The one thing I wanted and knew would help would be to find a sympathetic soul to talk to. Talk is a healing balm for someone is such a desperate situation, but I knew no one in Calcutta. There was seemingly no place to go. I was in a poor section of town.
Eventually I ventured out and wandered into a park, where it occurred to me that India had already taught me what to do in a case such as this. Go up to someone and ask if they will be the incarnation of God for you. That is what this custom is for. I brightened at the thought of this, though I am ordinarily far too shy to go up to a stranger. Desperation gives one courage. I went through the park looking about, chose carefully and settled my gaze upon a middle-aged Indian man sitting on a bench who had a kind look on his face. He was dressed entirely in traditional Indian clothing and bore a great dignity about him.
I went up, and with the courage of fear and panic, asked if he spoke English. He responded in the affirmative.
My second question in this new found relationship: “Would you be the incarnation of god for me?”
He looked up at me very seriously, nodded, and said, “Yes.”
He knew. So I poured out a twenty minute flood of talk about who I was, where I came from, what had happened to me and all that I had been through, what I felt and needed, the desperation that was going through me. After this outpouring before an empathic listener I began to heal and somehow pull myself back together. My strength and courage came back, I gained perspective. Eventually my sense of dignity and courtesy returned. After a long stretch in which he said nothing I drew breath and apologized for talking so much.

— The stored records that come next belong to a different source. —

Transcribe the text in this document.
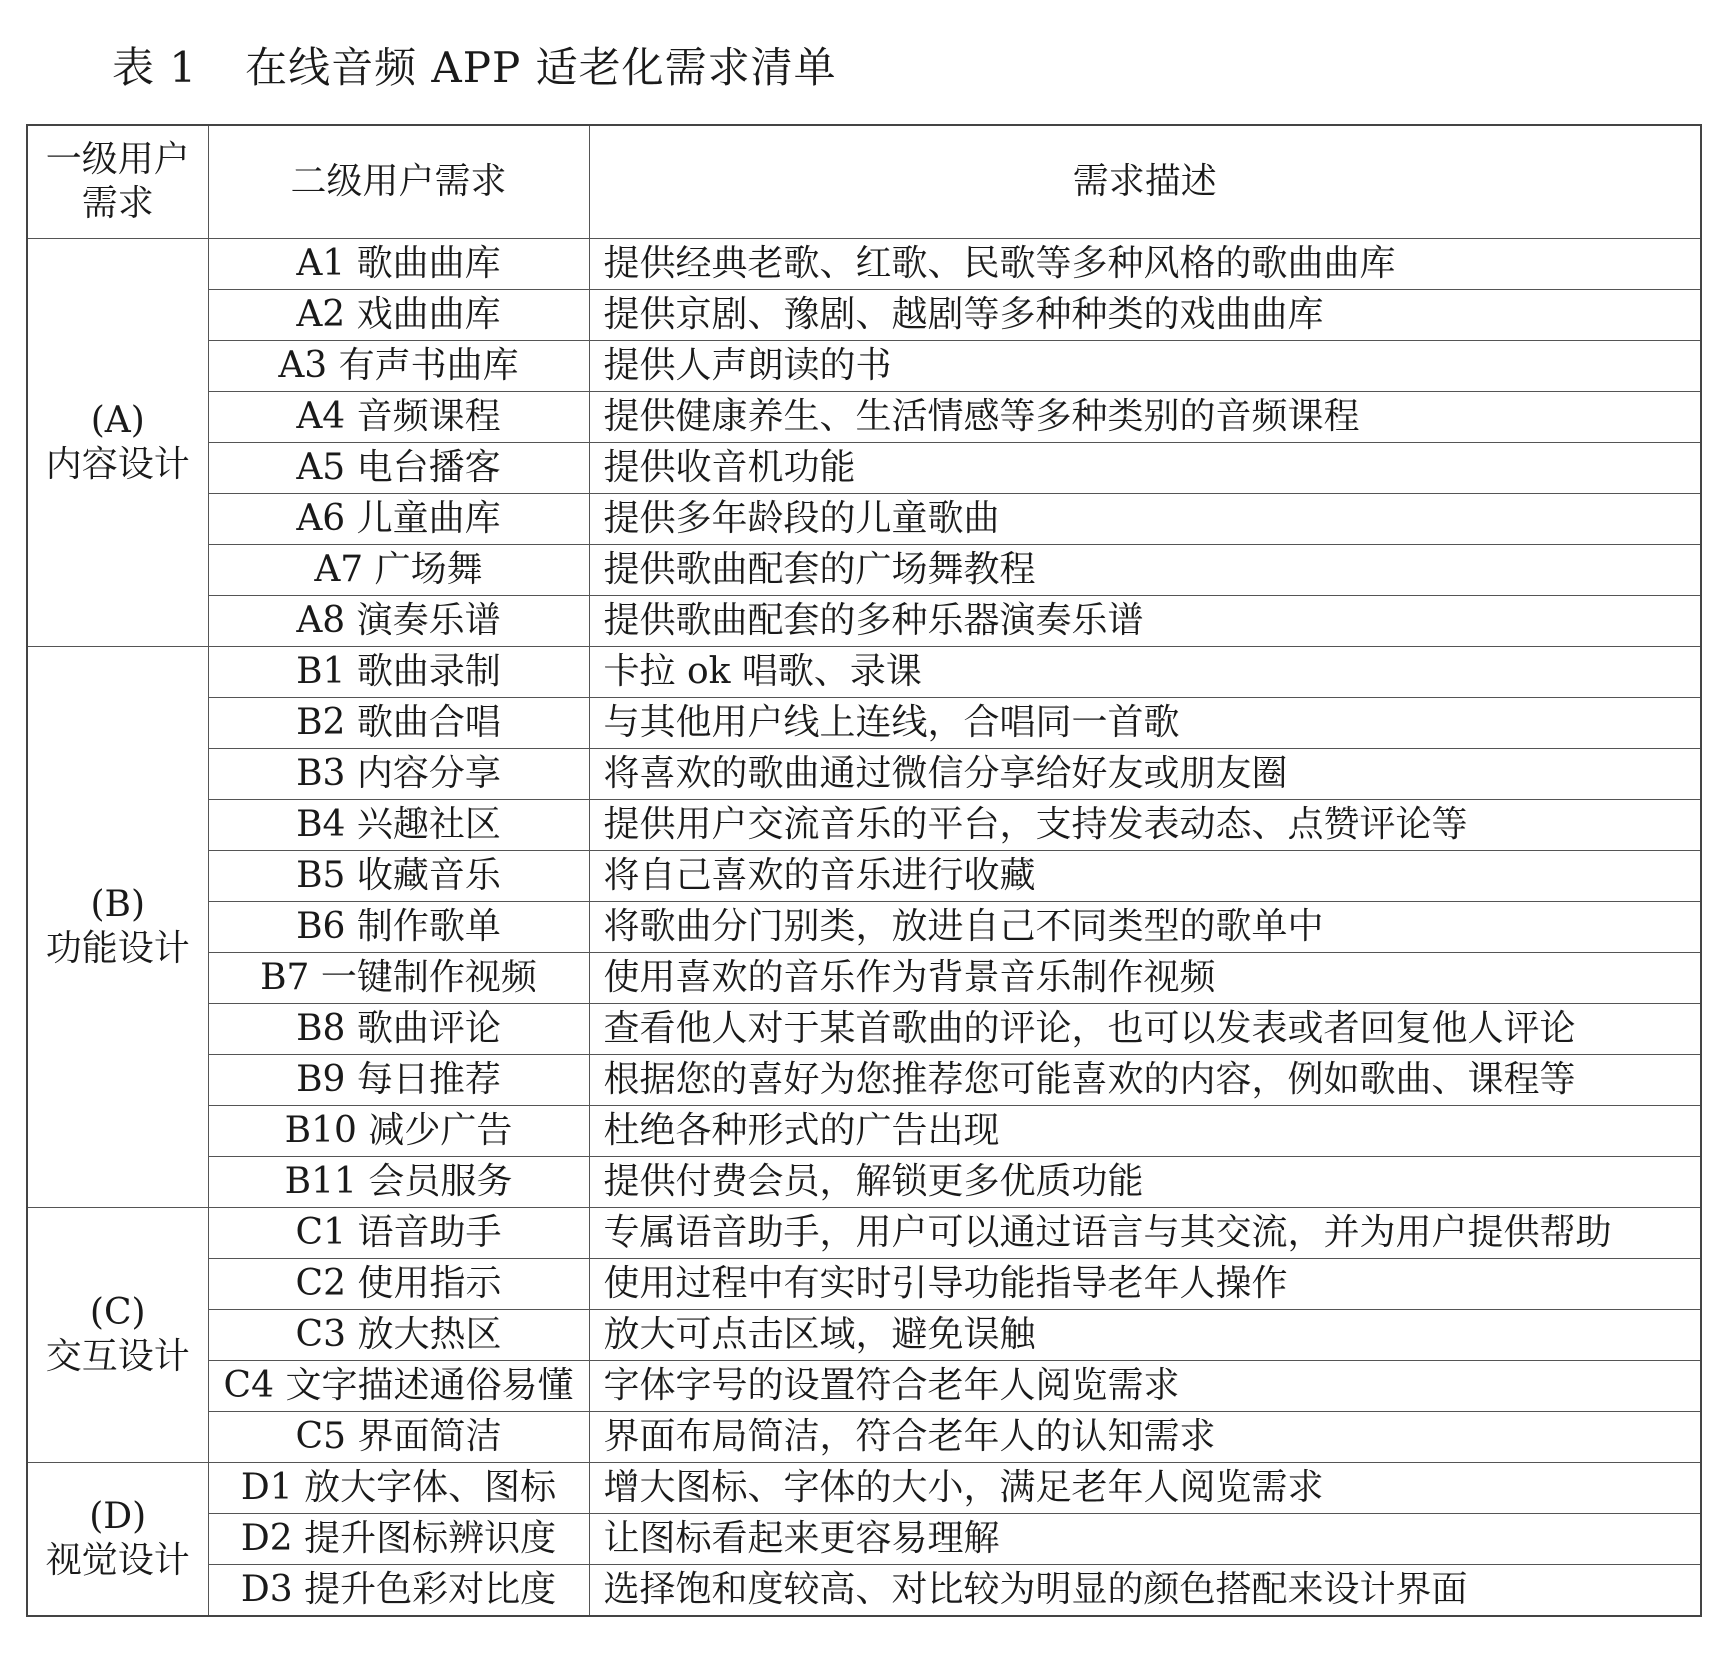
表 1 在线音频 APP 适老化需求清单
一级用户
需求	二级用户需求	需求描述

(A)
内容设计	A1 歌曲曲库	提供经典老歌、红歌、民歌等多种风格的歌曲曲库
	A2 戏曲曲库	提供京剧、豫剧、越剧等多种种类的戏曲曲库
	A3 有声书曲库	提供人声朗读的书
	A4 音频课程	提供健康养生、生活情感等多种类别的音频课程
	A5 电台播客	提供收音机功能
	A6 儿童曲库	提供多年龄段的儿童歌曲
	A7 广场舞	提供歌曲配套的广场舞教程
	A8 演奏乐谱	提供歌曲配套的多种乐器演奏乐谱

(B)
功能设计	B1 歌曲录制	卡拉 ok 唱歌、录课
	B2 歌曲合唱	与其他用户线上连线，合唱同一首歌
	B3 内容分享	将喜欢的歌曲通过微信分享给好友或朋友圈
	B4 兴趣社区	提供用户交流音乐的平台，支持发表动态、点赞评论等
	B5 收藏音乐	将自己喜欢的音乐进行收藏
	B6 制作歌单	将歌曲分门别类，放进自己不同类型的歌单中
	B7 一键制作视频	使用喜欢的音乐作为背景音乐制作视频
	B8 歌曲评论	查看他人对于某首歌曲的评论，也可以发表或者回复他人评论
	B9 每日推荐	根据您的喜好为您推荐您可能喜欢的内容，例如歌曲、课程等
	B10 减少广告	杜绝各种形式的广告出现
	B11 会员服务	提供付费会员，解锁更多优质功能

(C)
交互设计	C1 语音助手	专属语音助手，用户可以通过语言与其交流，并为用户提供帮助
	C2 使用指示	使用过程中有实时引导功能指导老年人操作
	C3 放大热区	放大可点击区域，避免误触
	C4 文字描述通俗易懂	字体字号的设置符合老年人阅览需求
	C5 界面简洁	界面布局简洁，符合老年人的认知需求

(D)
视觉设计	D1 放大字体、图标	增大图标、字体的大小，满足老年人阅览需求
	D2 提升图标辨识度	让图标看起来更容易理解
	D3 提升色彩对比度	选择饱和度较高、对比较为明显的颜色搭配来设计界面
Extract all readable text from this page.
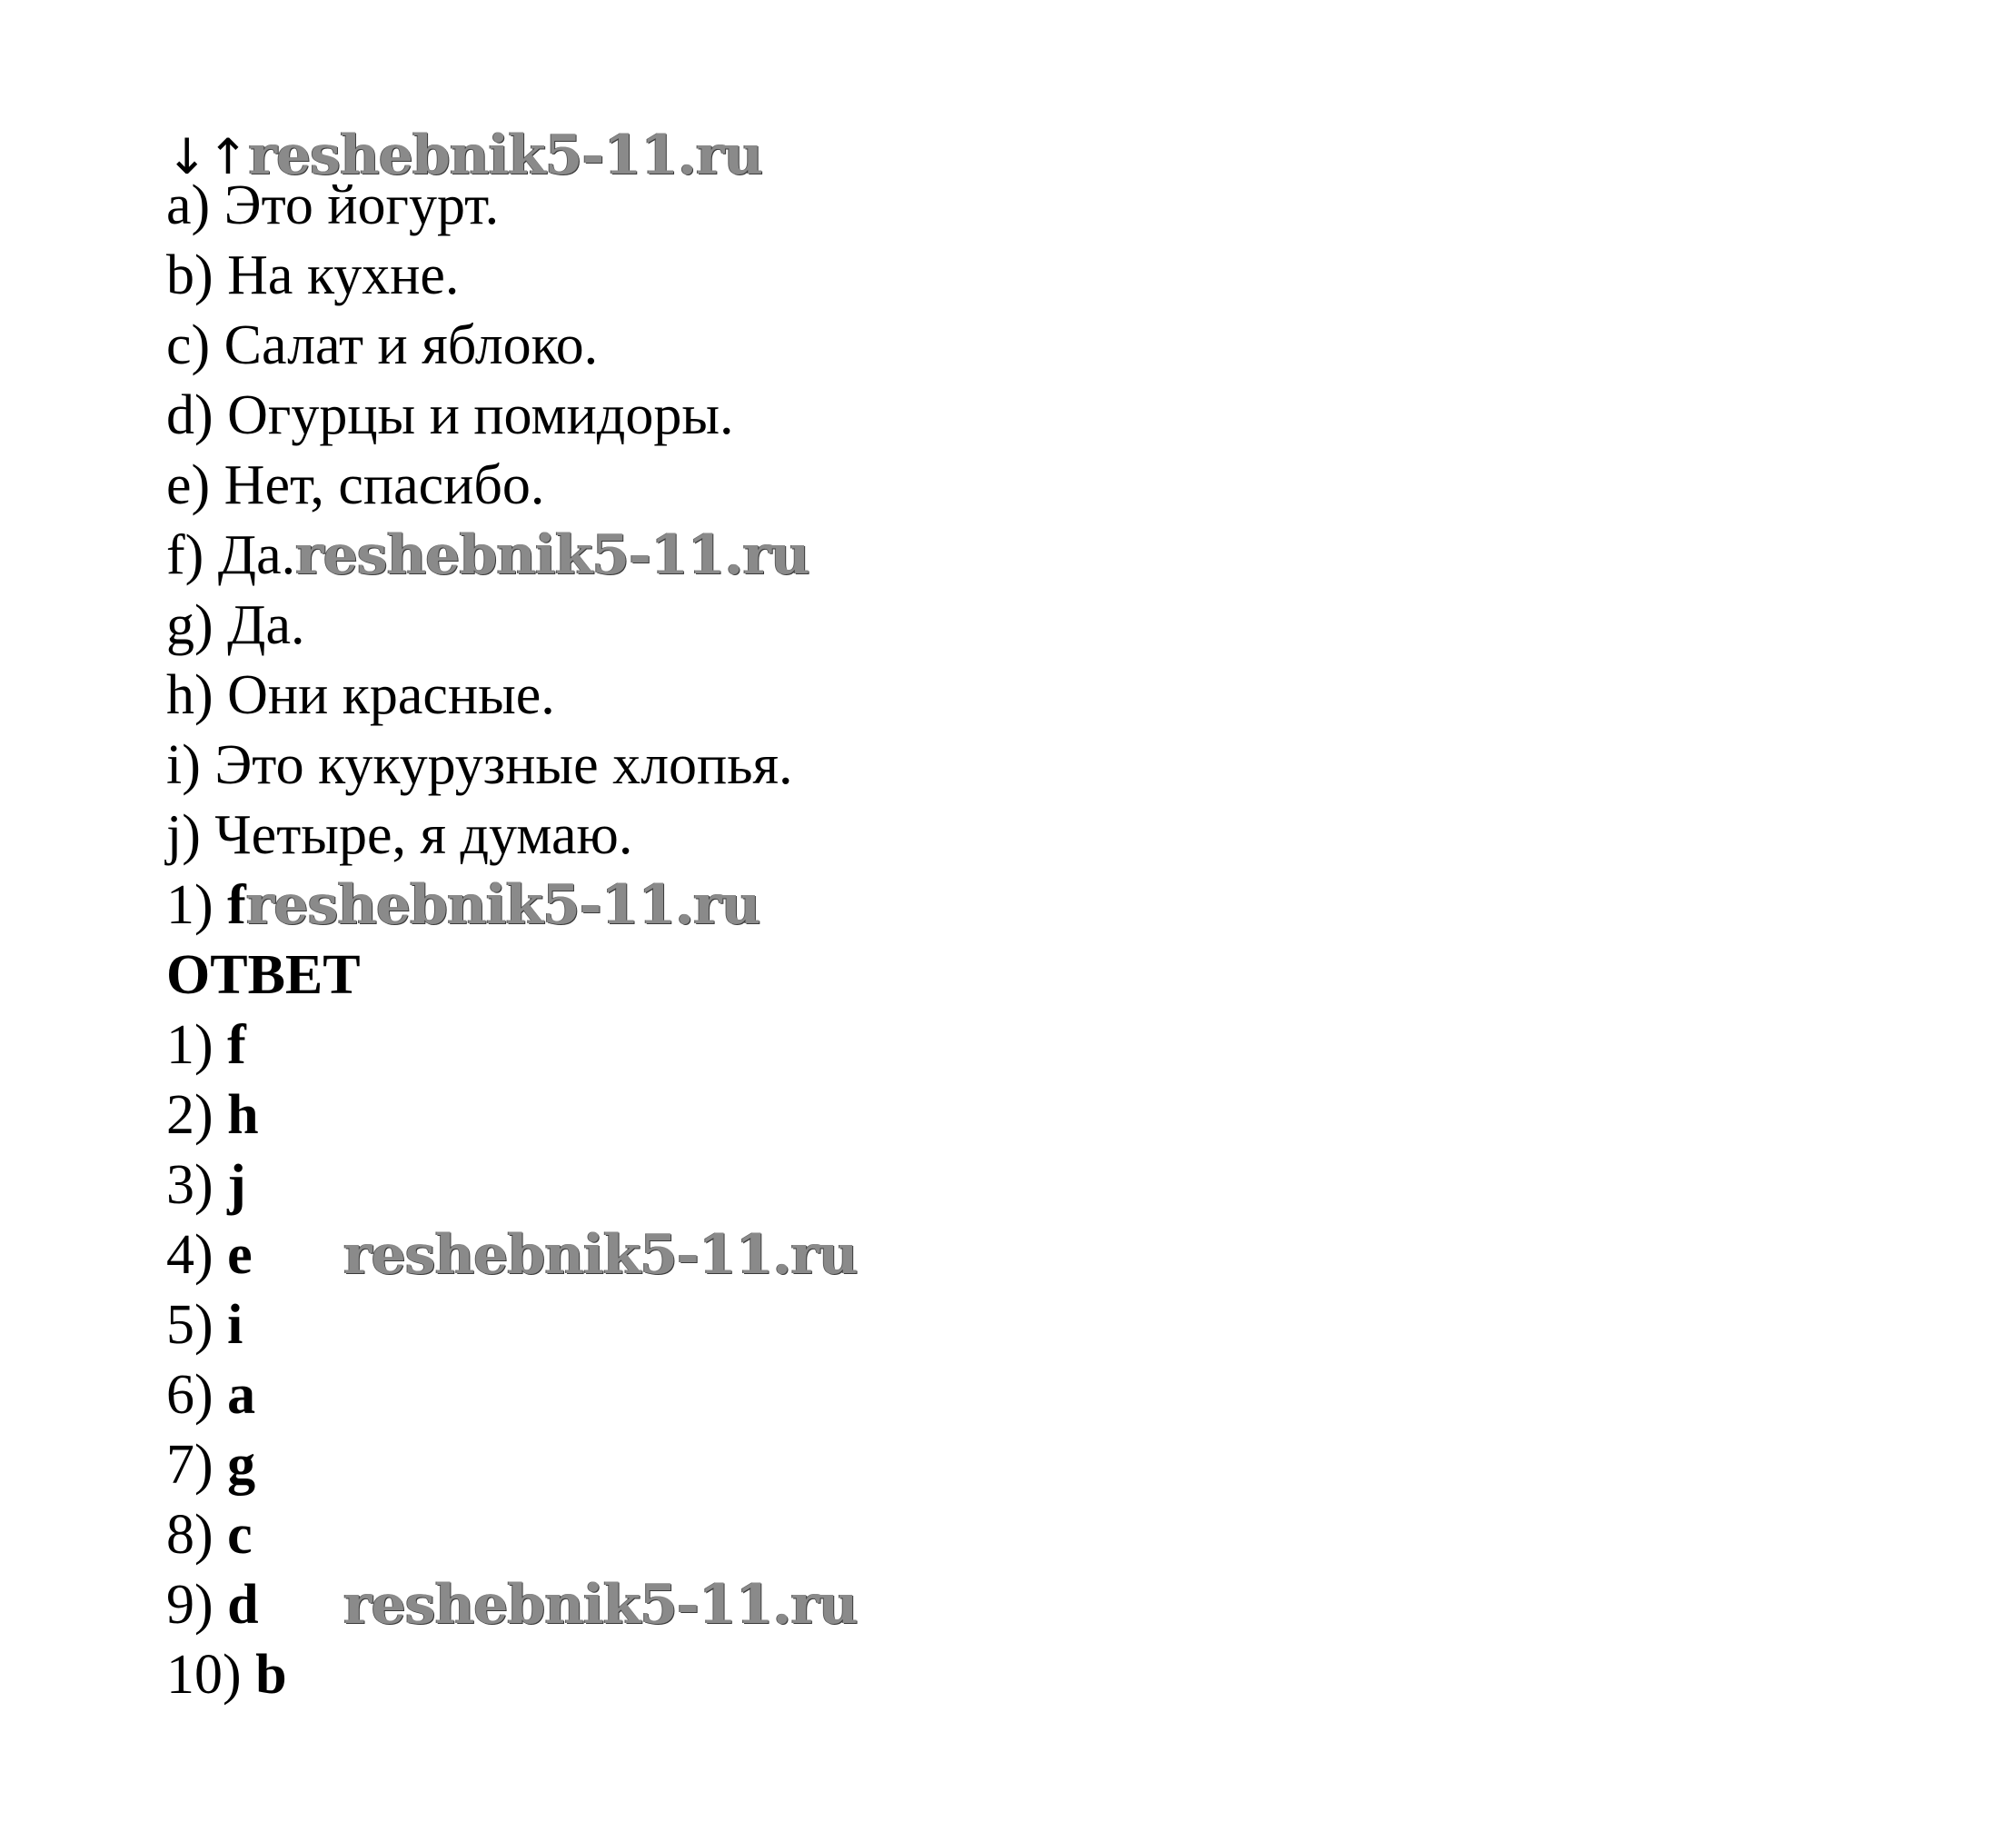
↓↑reshebnik5-11.ru
a) Это йогурт.
b) На кухне.
c) Салат и яблоко.
d) Огурцы и помидоры.
e) Нет, спасибо.
f) Да.reshebnik5-11.ru
g) Да.
h) Они красные.
i) Это кукурузные хлопья.
j) Четыре, я думаю.
1) freshebnik5-11.ru
ОТВЕТ
1) f
2) h
3) j
4) e reshebnik5-11.ru
5) i
6) a
7) g
8) c
9) d reshebnik5-11.ru
10) b
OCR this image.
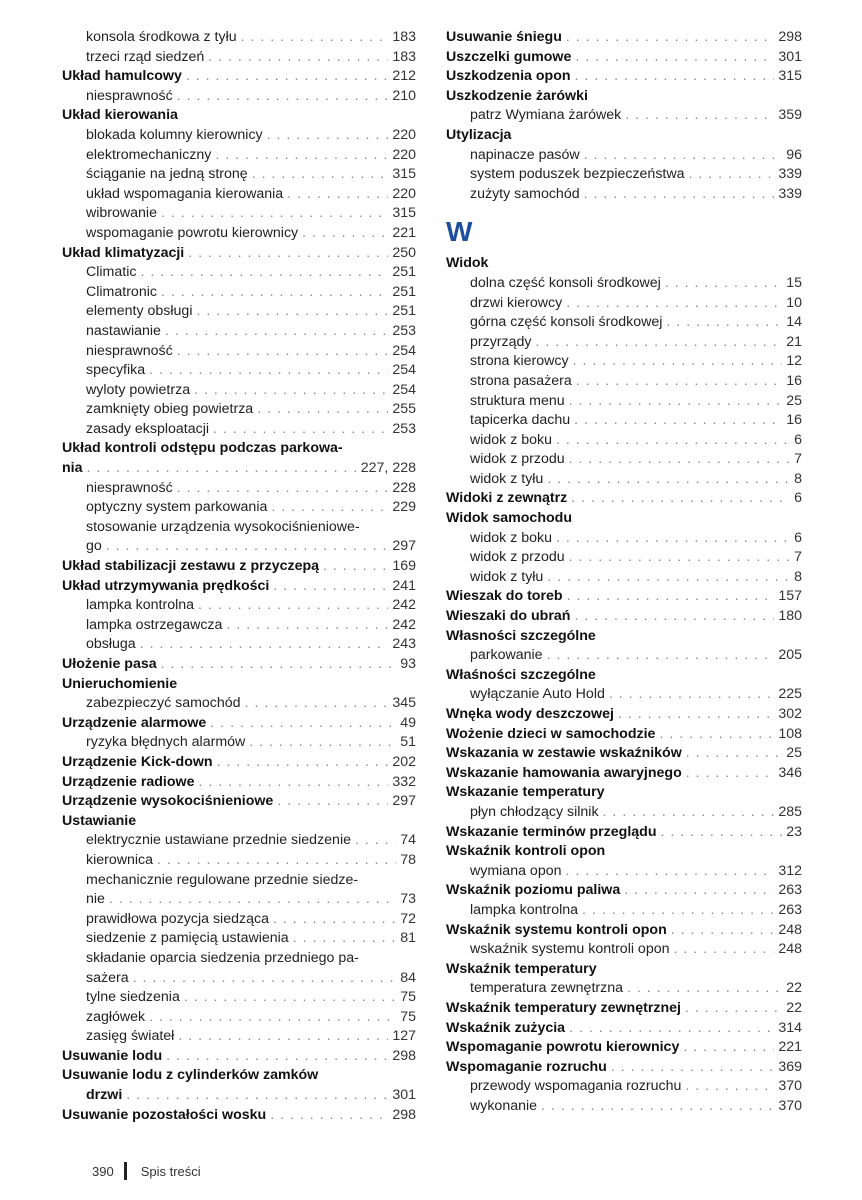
konsola środkowa z tyłu . . .	183
trzeci rząd siedzeń . . .	183
Układ hamulcowy . . .	212
niesprawność . . .	210
Układ kierowania
blokada kolumny kierownicy . . .	220
elektromechaniczny . . .	220
ściąganie na jedną stronę . . .	315
układ wspomagania kierowania . . .	220
wibrowanie . . .	315
wspomaganie powrotu kierownicy . . .	221
Układ klimatyzacji . . .	250
Climatic . . .	251
Climatronic . . .	251
elementy obsługi . . .	251
nastawianie . . .	253
niesprawność . . .	254
specyfika . . .	254
wyloty powietrza . . .	254
zamknięty obieg powietrza . . .	255
zasady eksploatacji . . .	253
Układ kontroli odstępu podczas parkowa-
nia . . .	227, 228
niesprawność . . .	228
optyczny system parkowania . . .	229
stosowanie urządzenia wysokociśnieniowe-
go . . .	297
Układ stabilizacji zestawu z przyczepą . . .	169
Układ utrzymywania prędkości . . .	241
lampka kontrolna . . .	242
lampka ostrzegawcza . . .	242
obsługa . . .	243
Ułożenie pasa . . .	93
Unieruchomienie
zabezpieczyć samochód . . .	345
Urządzenie alarmowe . . .	49
ryzyka błędnych alarmów . . .	51
Urządzenie Kick-down . . .	202
Urządzenie radiowe . . .	332
Urządzenie wysokociśnieniowe . . .	297
Ustawianie
elektrycznie ustawiane przednie siedzenie . . .	74
kierownica . . .	78
mechanicznie regulowane przednie siedze-
nie . . .	73
prawidłowa pozycja siedząca . . .	72
siedzenie z pamięcią ustawienia . . .	81
składanie oparcia siedzenia przedniego pa-
sażera . . .	84
tylne siedzenia . . .	75
zagłówek . . .	75
zasięg świateł . . .	127
Usuwanie lodu . . .	298
Usuwanie lodu z cylinderków zamków
drzwi . . .	301
Usuwanie pozostałości wosku . . .	298
Usuwanie śniegu . . .	298
Uszczelki gumowe . . .	301
Uszkodzenia opon . . .	315
Uszkodzenie żarówki
patrz Wymiana żarówek . . .	359
Utylizacja
napinacze pasów . . .	96
system poduszek bezpieczeństwa . . .	339
zużyty samochód . . .	339
W
Widok
dolna część konsoli środkowej . . .	15
drzwi kierowcy . . .	10
górna część konsoli środkowej . . .	14
przyrządy . . .	21
strona kierowcy . . .	12
strona pasażera . . .	16
struktura menu . . .	25
tapicerka dachu . . .	16
widok z boku . . .	6
widok z przodu . . .	7
widok z tyłu . . .	8
Widoki z zewnątrz . . .	6
Widok samochodu
widok z boku . . .	6
widok z przodu . . .	7
widok z tyłu . . .	8
Wieszak do toreb . . .	157
Wieszaki do ubrań . . .	180
Własności szczególne
parkowanie . . .	205
Właśności szczególne
wyłączanie Auto Hold . . .	225
Wnęka wody deszczowej . . .	302
Wożenie dzieci w samochodzie . . .	108
Wskazania w zestawie wskaźników . . .	25
Wskazanie hamowania awaryjnego . . .	346
Wskazanie temperatury
płyn chłodzący silnik . . .	285
Wskazanie terminów przeglądu . . .	23
Wskaźnik kontroli opon
wymiana opon . . .	312
Wskaźnik poziomu paliwa . . .	263
lampka kontrolna . . .	263
Wskaźnik systemu kontroli opon . . .	248
wskaźnik systemu kontroli opon . . .	248
Wskaźnik temperatury
temperatura zewnętrzna . . .	22
Wskaźnik temperatury zewnętrznej . . .	22
Wskaźnik zużycia . . .	314
Wspomaganie powrotu kierownicy . . .	221
Wspomaganie rozruchu . . .	369
przewody wspomagania rozruchu . . .	370
wykonanie . . .	370
390 Spis treści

“Please tell me, who are you?”
He gave me an unpronounceable Indian name.
“But who are you,” I asked.
With a dignity I will never forget he replied, “I am a Catholic priest.”
Of all the people in India I could have pulled off the streets of Calcutta to be the incarnation of God for me I had chosen a priest to pour out my soul to. I was speechless for the first time. Speechlessness is looked upon well in India. It is a sign of wisdom. I just stood there with my mouth open. Presently he bowed and then walked off with a dignified stride that I will never forget. I will never forget that man and that day and I doubt if he will ever forget me.
For once in my life I asked someone to be the incarnation of god for me, and he complied. This is Bhakti yoga in action. It’s not just a theory or something that you do early in the morning as a ritual. It is something to set your roots into, to nourish and strengthen you. I wish I could go to someone here in the West and ask for that kind of profound relationship but it is not something that is understood generally.